Tebuireng.online- “Bangsa Indonesia punya tugas yang berat. Pertama, terorisme. Kedua, sparatisme,” ungkap bapak Ali Fauzi Manzi, M.Pd.I., mantan Kepala Instruktur Perakitan bom Jama’ah Islamiyah, pada seminar yang diadakan oleh BEM Universitas Hasyim Asy’ari Tebuireng Jombang, Kamis (03/10/19).

Beliau sekarang aktif sebagai dosen serta berkecimpung di Yayasan Lingkar Perdamaian, sebuah lembaga yang menjadi tempat taubatnya para teroris atau tempat rehabilitasi. “Kembali Merajut Hidup dari Lingkaran Bom menuju Lingkar Perdamaian”, Bapak Ali Fauzi Manzi menceritakan kisah hidupnya, dari yang bakat merakit bom hingga menjadi tempat rehabilitasi para teroris.

Indonesia pernah gencar-gencarnya peledakan bom, dari mulai bom Bali hingga bom pasutri. “Mereka melakukan istimata’/istihad, dianggap bom syahid, yang mati lalu masuk surga” papar beliau. “Bom Pasutri pada 2019 menewaskan 32 orang dan 105 luka parah, di Filipina, dilakukan oleh orang Indonesia,” tuturnya.

Bom yang berbentuk ikat pinggang dan rompi berhasil meloloskan aksi para teroris.
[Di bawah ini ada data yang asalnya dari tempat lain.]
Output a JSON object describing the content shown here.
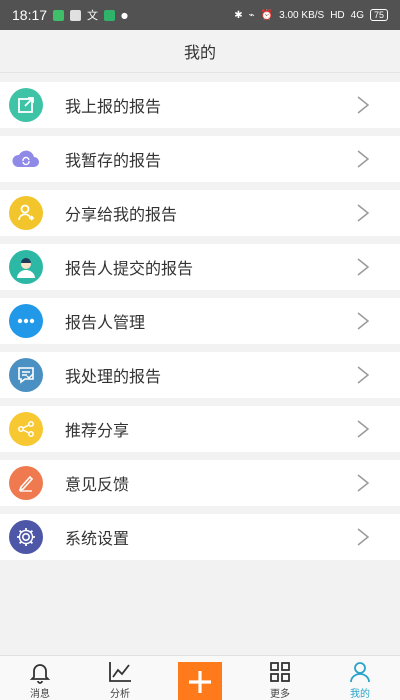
{
  "status_bar": {
    "time": "18:17",
    "speed": "3.00 KB/S",
    "hd": "HD",
    "network": "4G",
    "battery": "75"
  },
  "header": {
    "title": "我的"
  },
  "menu": {
    "items": [
      {
        "label": "我上报的报告",
        "icon": "report-edit-icon",
        "color": "#3fc3a6"
      },
      {
        "label": "我暂存的报告",
        "icon": "cloud-sync-icon",
        "color": "#8f89e8"
      },
      {
        "label": "分享给我的报告",
        "icon": "person-share-icon",
        "color": "#f3c52c"
      },
      {
        "label": "报告人提交的报告",
        "icon": "doctor-icon",
        "color": "#2db8a6"
      },
      {
        "label": "报告人管理",
        "icon": "more-dots-icon",
        "color": "#2199e8"
      },
      {
        "label": "我处理的报告",
        "icon": "chat-check-icon",
        "color": "#4a90c2"
      },
      {
        "label": "推荐分享",
        "icon": "share-icon",
        "color": "#f8c832"
      },
      {
        "label": "意见反馈",
        "icon": "feedback-pen-icon",
        "color": "#f07a4f"
      },
      {
        "label": "系统设置",
        "icon": "settings-gear-icon",
        "color": "#4e56a8"
      }
    ]
  },
  "tab_bar": {
    "tabs": [
      {
        "label": "消息",
        "icon": "bell-icon"
      },
      {
        "label": "分析",
        "icon": "chart-line-icon"
      },
      {
        "label": "",
        "icon": "plus-icon"
      },
      {
        "label": "更多",
        "icon": "grid-icon"
      },
      {
        "label": "我的",
        "icon": "user-icon"
      }
    ],
    "active_color": "#29a4c9",
    "add_color": "#ff7a1a"
  }
}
Ali Fauzi Manzi, Ali Gufron, Amrozi dan Ali Imron merupakan rangkaian bersaudara. “Ali Imron, beliau yang mendesain pemicu ledakan, menjadi terpidana seumur hidup. Sekarang sudah proses pertaubatan, bahkan membantu Polri, namun masih dalam tahanan,” papar pria yang memiliki enam anak itu.
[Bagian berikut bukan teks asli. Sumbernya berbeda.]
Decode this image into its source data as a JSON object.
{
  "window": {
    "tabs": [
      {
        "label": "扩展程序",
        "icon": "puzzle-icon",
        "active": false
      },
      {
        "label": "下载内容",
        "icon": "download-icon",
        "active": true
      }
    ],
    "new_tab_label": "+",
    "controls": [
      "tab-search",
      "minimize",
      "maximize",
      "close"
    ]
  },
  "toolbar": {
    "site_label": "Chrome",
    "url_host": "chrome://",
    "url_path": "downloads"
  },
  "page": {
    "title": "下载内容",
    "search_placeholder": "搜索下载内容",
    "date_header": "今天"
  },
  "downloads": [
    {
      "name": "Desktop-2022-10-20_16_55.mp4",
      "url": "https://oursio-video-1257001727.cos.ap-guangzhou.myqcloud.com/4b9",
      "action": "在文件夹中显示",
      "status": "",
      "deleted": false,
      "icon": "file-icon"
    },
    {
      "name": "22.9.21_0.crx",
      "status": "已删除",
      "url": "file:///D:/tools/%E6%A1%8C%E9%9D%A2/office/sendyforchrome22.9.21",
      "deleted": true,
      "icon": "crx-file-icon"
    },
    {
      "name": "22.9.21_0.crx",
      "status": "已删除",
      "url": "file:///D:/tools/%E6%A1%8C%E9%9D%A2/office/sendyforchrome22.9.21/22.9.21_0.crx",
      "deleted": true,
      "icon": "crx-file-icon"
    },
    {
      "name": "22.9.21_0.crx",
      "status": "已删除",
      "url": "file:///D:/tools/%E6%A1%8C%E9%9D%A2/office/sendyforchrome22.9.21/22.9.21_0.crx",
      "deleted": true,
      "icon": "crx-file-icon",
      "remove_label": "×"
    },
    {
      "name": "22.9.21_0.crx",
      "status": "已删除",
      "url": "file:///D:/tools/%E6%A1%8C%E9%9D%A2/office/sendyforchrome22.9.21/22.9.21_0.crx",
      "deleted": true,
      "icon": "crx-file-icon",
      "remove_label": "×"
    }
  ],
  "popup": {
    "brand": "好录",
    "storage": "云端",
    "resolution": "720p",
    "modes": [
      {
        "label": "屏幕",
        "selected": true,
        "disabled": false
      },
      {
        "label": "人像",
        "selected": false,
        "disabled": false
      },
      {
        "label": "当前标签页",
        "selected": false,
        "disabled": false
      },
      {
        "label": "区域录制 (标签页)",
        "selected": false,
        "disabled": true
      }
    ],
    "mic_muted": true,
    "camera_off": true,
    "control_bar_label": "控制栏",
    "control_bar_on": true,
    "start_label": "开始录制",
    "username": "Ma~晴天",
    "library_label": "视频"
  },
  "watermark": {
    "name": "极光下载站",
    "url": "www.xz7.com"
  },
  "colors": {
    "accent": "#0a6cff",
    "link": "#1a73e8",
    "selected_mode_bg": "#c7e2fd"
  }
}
Ali Fauzi Manzi juga menceritakan teror yang terjadi dari tahun 2000 hingga 2019. Terorisme masih menjadi ancaman serius bagi Indonesia. Telah terjadi lebih dari 310 aksi teror selama hampir 20 tahun. “Dulu yang siap aksi dan siap mati hanya lelaki. Sekarang perempuan, anak dan istri,” ucap beliau. “Ini mengerikan, tahun 2016 sampai 2019 yang mengkhawatirkan justru istri-istri mereka,” tambahnya.

Majalah TebuirengIklan Tebuireng Online

Terorisme bukan produk instan. Terorisme berangkat dari sebuah produk dari keputusan yang singkat tetapi hasil dari proses yang panjang yang perlahan-lahan mendorong seseorang. Adapun metode penyebarannya meliputi pemicu berikut, mereka overload dalam memahami agama, terkontaminasi paham Khawarij, banyak yang hafal Qur’an tetapi berlebih-lebihan dalam beragama.

Padahal dalam beragama kita tidak diperbolehkan berlebih-lebihan. Dan tidak boleh kurang juga. Jadi ditengah-tengah saja, yang pas. “Konsep yang dikembangkan NU sudah pas,” selanya diikuti gurau tawa.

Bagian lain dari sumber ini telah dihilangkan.